Tag Archives: Jane Hinchey

First Blade

Book Review of First Blade (Awakening #1), by Jane Hinchey

I own an copy of Jane Hinchey‘s First Blade. However, I’d forgotten that when I borrowed an audio copy from Hoopla.

Description through Goodreads:

Georgia Pearce possesses remarkable psychic abilities. When she discovers an ancient dagger hidden in her workshop, she knows it can only mean one thing. Trouble.

Trouble arrives in the form of Zak Goodwin, an entity more powerful – and definitely sexier – than any she’s come across before. However, when a horde of dangerous vampires show up and threaten Georgia and her sister, she has no choice but to ask Zak for help.

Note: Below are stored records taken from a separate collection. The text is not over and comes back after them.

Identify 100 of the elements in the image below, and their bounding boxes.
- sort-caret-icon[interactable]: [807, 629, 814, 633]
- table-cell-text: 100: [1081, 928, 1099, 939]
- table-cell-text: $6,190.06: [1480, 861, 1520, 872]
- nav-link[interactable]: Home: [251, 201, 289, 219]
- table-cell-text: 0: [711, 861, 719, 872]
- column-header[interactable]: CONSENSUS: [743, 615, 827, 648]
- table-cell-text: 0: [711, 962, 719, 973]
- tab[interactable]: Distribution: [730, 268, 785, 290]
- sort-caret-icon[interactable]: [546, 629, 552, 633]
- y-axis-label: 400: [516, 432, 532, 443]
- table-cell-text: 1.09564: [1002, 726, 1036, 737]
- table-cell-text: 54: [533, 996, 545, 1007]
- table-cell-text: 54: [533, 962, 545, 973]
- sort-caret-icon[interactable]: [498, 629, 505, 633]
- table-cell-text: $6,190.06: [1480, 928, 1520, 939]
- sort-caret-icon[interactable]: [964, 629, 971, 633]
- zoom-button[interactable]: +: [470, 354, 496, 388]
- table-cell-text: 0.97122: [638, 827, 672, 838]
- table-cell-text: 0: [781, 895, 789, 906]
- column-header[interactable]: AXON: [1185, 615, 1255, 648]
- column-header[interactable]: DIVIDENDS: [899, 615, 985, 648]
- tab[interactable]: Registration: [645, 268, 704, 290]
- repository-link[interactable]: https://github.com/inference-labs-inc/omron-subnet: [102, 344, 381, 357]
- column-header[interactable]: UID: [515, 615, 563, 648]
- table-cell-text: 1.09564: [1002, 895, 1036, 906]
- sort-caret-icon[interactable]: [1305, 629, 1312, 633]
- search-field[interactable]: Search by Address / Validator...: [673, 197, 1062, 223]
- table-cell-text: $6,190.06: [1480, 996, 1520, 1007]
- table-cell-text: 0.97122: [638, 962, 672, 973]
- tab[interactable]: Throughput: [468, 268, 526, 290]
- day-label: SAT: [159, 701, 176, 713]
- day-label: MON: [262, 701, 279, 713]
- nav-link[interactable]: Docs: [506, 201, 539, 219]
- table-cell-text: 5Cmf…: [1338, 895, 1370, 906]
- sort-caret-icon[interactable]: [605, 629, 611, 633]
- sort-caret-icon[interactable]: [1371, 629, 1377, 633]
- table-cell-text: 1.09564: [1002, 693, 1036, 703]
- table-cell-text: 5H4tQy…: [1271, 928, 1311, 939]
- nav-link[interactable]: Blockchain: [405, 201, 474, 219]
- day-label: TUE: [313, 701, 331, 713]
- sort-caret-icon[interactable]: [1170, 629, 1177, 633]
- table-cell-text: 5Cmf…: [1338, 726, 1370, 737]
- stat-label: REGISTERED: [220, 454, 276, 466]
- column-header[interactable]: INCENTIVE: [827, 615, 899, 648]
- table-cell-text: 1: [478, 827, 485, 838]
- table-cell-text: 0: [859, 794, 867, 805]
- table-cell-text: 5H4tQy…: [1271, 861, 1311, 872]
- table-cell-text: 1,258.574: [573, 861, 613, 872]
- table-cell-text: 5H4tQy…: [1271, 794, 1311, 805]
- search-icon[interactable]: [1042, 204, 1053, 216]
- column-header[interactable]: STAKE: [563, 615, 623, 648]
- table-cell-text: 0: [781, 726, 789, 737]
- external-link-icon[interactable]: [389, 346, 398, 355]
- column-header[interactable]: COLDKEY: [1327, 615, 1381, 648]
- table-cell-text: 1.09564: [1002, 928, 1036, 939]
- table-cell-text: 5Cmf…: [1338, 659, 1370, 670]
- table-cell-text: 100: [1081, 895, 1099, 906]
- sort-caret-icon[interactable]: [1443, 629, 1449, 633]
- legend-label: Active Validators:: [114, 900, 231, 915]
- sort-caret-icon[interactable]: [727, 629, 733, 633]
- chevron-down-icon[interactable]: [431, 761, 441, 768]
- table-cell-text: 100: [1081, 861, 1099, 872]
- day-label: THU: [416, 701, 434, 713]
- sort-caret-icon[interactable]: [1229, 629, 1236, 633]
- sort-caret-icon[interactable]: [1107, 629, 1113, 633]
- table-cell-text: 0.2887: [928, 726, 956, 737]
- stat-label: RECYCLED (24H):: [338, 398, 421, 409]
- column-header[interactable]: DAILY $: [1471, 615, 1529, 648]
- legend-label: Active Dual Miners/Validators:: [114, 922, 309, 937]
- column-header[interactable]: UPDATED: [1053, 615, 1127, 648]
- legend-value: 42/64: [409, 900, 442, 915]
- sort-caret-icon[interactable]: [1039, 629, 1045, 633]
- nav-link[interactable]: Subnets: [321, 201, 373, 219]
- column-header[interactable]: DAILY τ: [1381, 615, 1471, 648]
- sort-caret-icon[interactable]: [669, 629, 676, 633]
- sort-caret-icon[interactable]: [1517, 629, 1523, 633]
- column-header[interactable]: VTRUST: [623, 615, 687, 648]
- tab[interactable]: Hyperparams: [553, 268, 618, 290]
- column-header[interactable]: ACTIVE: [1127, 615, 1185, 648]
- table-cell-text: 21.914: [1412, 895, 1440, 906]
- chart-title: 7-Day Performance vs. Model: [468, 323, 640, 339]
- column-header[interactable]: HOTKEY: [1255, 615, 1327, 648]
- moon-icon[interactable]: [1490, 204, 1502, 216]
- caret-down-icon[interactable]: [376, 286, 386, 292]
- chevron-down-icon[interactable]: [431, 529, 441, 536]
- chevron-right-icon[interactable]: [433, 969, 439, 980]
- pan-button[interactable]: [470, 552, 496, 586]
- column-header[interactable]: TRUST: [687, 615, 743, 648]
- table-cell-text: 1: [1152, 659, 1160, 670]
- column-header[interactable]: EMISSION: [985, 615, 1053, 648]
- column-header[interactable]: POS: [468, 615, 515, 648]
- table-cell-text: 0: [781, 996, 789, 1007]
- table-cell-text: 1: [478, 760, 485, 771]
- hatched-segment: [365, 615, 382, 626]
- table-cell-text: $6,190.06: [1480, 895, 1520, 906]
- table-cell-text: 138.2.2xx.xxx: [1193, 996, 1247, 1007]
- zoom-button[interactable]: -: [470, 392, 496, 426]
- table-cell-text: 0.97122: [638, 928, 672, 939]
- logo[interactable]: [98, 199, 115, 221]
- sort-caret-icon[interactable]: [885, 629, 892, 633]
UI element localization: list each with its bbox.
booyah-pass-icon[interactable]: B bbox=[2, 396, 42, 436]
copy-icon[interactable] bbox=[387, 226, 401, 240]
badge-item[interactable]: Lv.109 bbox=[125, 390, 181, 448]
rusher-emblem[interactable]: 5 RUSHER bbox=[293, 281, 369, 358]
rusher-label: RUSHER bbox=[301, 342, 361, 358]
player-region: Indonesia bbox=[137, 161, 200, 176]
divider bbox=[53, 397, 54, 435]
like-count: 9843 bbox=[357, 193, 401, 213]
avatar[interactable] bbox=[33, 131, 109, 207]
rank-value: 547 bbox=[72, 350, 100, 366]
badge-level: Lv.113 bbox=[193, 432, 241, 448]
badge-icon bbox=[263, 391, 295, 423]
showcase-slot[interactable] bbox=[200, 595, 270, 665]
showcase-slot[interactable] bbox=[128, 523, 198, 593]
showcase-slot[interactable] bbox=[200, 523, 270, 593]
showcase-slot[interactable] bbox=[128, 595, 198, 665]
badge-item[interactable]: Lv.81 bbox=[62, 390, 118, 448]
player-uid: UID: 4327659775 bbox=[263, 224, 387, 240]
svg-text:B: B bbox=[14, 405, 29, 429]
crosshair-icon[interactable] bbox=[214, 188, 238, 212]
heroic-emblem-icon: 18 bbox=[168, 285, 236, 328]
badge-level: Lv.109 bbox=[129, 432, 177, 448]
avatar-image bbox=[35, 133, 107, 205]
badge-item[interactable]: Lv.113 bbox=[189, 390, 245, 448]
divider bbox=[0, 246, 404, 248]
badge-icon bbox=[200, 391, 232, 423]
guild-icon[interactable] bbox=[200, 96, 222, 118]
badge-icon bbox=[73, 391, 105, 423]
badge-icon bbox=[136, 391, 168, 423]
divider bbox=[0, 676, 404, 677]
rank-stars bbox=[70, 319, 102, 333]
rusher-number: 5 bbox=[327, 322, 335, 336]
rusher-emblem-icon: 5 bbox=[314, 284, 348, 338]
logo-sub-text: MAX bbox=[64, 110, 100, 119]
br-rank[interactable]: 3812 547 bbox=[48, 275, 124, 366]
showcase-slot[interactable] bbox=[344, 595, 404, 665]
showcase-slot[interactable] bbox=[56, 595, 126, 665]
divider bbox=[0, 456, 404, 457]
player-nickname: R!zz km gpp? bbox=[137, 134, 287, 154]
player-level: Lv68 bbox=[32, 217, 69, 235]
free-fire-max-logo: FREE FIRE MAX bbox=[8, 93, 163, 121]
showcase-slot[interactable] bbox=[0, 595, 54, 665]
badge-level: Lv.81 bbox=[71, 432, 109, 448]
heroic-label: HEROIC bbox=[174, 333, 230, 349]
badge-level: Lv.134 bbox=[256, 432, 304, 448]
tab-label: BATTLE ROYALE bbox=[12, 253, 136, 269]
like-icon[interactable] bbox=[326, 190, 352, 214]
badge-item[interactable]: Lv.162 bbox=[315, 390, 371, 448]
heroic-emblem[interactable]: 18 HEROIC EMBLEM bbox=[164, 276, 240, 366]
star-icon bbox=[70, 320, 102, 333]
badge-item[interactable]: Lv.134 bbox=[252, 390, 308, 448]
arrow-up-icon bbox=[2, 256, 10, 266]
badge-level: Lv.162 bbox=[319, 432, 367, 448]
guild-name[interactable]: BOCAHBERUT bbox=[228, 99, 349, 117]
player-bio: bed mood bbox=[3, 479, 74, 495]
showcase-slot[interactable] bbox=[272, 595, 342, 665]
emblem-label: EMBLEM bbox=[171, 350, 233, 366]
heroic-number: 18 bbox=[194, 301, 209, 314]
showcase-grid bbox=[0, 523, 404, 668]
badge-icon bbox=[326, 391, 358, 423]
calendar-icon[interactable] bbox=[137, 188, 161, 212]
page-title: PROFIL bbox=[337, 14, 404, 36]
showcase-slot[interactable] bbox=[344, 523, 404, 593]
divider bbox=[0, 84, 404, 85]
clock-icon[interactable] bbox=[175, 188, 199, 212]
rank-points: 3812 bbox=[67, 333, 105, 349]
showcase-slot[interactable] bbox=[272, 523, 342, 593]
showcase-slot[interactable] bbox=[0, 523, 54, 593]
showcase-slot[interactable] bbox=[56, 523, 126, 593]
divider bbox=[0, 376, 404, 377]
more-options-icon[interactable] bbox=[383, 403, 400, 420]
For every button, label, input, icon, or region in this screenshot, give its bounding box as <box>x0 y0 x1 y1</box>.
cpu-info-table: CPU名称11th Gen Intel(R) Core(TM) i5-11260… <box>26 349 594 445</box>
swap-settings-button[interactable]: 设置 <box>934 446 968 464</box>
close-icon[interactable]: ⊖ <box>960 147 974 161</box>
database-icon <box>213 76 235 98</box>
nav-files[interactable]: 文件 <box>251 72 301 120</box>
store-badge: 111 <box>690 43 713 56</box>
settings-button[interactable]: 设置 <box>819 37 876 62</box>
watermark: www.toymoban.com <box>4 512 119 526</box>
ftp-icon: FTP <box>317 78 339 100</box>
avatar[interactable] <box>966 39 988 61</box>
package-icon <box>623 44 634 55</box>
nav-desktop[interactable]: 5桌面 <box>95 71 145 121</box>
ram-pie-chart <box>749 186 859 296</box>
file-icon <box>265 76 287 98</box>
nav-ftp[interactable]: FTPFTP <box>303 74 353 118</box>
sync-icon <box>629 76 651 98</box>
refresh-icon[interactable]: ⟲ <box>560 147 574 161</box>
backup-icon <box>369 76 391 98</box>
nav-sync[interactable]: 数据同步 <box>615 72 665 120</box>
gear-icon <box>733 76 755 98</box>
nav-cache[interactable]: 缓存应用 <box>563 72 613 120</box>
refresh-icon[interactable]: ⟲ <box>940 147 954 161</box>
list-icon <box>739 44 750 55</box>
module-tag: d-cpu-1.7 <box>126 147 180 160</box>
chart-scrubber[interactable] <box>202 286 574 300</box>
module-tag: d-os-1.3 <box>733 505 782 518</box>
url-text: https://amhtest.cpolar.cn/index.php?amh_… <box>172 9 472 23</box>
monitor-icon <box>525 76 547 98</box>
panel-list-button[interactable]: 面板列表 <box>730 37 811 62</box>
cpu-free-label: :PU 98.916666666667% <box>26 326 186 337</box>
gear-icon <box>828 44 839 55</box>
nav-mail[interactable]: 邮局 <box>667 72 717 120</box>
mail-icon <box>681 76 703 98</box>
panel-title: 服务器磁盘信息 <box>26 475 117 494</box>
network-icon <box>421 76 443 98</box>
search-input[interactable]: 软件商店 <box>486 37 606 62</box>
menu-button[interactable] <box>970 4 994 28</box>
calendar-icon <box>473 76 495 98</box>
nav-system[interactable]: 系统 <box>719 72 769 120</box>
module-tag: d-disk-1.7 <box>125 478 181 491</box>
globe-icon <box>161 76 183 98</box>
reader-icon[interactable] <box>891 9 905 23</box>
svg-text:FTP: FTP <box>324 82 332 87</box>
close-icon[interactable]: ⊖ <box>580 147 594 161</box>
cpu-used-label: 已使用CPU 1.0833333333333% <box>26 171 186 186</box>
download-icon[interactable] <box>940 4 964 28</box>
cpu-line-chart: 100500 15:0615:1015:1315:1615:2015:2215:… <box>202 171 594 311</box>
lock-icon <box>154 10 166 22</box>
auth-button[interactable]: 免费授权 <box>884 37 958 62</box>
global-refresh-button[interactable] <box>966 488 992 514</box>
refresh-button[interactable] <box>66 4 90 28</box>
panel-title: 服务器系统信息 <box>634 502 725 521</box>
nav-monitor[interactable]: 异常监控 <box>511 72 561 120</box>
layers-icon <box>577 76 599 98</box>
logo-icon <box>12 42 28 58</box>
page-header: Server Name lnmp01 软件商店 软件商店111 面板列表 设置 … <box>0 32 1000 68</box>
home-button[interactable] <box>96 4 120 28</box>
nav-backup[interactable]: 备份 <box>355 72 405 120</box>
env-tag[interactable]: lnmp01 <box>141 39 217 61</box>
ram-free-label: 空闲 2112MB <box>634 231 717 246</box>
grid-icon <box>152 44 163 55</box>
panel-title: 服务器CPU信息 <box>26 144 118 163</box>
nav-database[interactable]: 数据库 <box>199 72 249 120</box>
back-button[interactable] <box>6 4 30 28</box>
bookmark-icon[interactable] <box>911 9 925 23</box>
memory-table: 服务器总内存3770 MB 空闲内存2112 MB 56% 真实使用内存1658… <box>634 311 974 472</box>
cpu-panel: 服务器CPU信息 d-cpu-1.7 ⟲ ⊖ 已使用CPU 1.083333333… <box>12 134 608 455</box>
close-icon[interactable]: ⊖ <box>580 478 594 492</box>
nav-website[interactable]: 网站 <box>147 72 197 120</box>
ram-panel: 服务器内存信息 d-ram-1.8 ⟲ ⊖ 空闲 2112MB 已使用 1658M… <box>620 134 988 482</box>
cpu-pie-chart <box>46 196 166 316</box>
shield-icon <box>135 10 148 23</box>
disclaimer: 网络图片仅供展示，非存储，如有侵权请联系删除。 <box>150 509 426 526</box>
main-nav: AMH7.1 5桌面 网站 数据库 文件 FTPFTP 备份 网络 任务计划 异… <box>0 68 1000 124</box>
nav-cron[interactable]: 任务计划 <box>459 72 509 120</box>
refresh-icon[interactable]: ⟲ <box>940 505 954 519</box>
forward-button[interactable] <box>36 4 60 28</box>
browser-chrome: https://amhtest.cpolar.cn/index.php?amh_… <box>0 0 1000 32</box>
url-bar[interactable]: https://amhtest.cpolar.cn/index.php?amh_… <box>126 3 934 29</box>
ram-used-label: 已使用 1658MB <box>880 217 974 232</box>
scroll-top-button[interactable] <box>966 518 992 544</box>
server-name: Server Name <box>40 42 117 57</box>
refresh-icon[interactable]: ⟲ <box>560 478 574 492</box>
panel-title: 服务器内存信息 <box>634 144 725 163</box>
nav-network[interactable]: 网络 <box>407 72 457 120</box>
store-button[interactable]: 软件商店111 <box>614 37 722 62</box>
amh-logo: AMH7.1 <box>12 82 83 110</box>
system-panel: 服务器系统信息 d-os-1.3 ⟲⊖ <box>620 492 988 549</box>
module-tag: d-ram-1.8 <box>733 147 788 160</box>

Along with a shifter cop, a band of vampire warriors, and her own psychic skills, Georgia sets out to stop the awakening of an immortal vampire who has the power to destroy the world — and discovers that staying alive isn’t nearly as dangerous as falling in love. 

Review:

Mechanically this was fine. But there is just literally nothing about it that isn’t super cliched. There is zero originality here and it has several of my least favorite PNR occurrences in it. Most notably, the only female vampire is stereotypically sexy and a villain because she wants the hero and has been spurned. This makes me want to scream, especially when female writers fall into this trap. As if women can only be heroines and villainous sex kittens (or rabbits, as she is literally referred to as Jessica Rabbit at one point), no in between. Plus it constantly perpetuates the myths that other women can’t be trusted, men are all we care about, and sex is only a weapon or a tool. I expect more and am getting increasingly frustrated and decreasingly patient when authors are too lazy to break out of this BS rut.

Add to that big one (big for me anyhow) the fact that the female main character is a psychic who has one vision in the whole book and the male lead is super skeezy for most of the book. All in all, this is a big fat fail for me.

Having said all that Brenda Eddy , the narrator, did a fine job.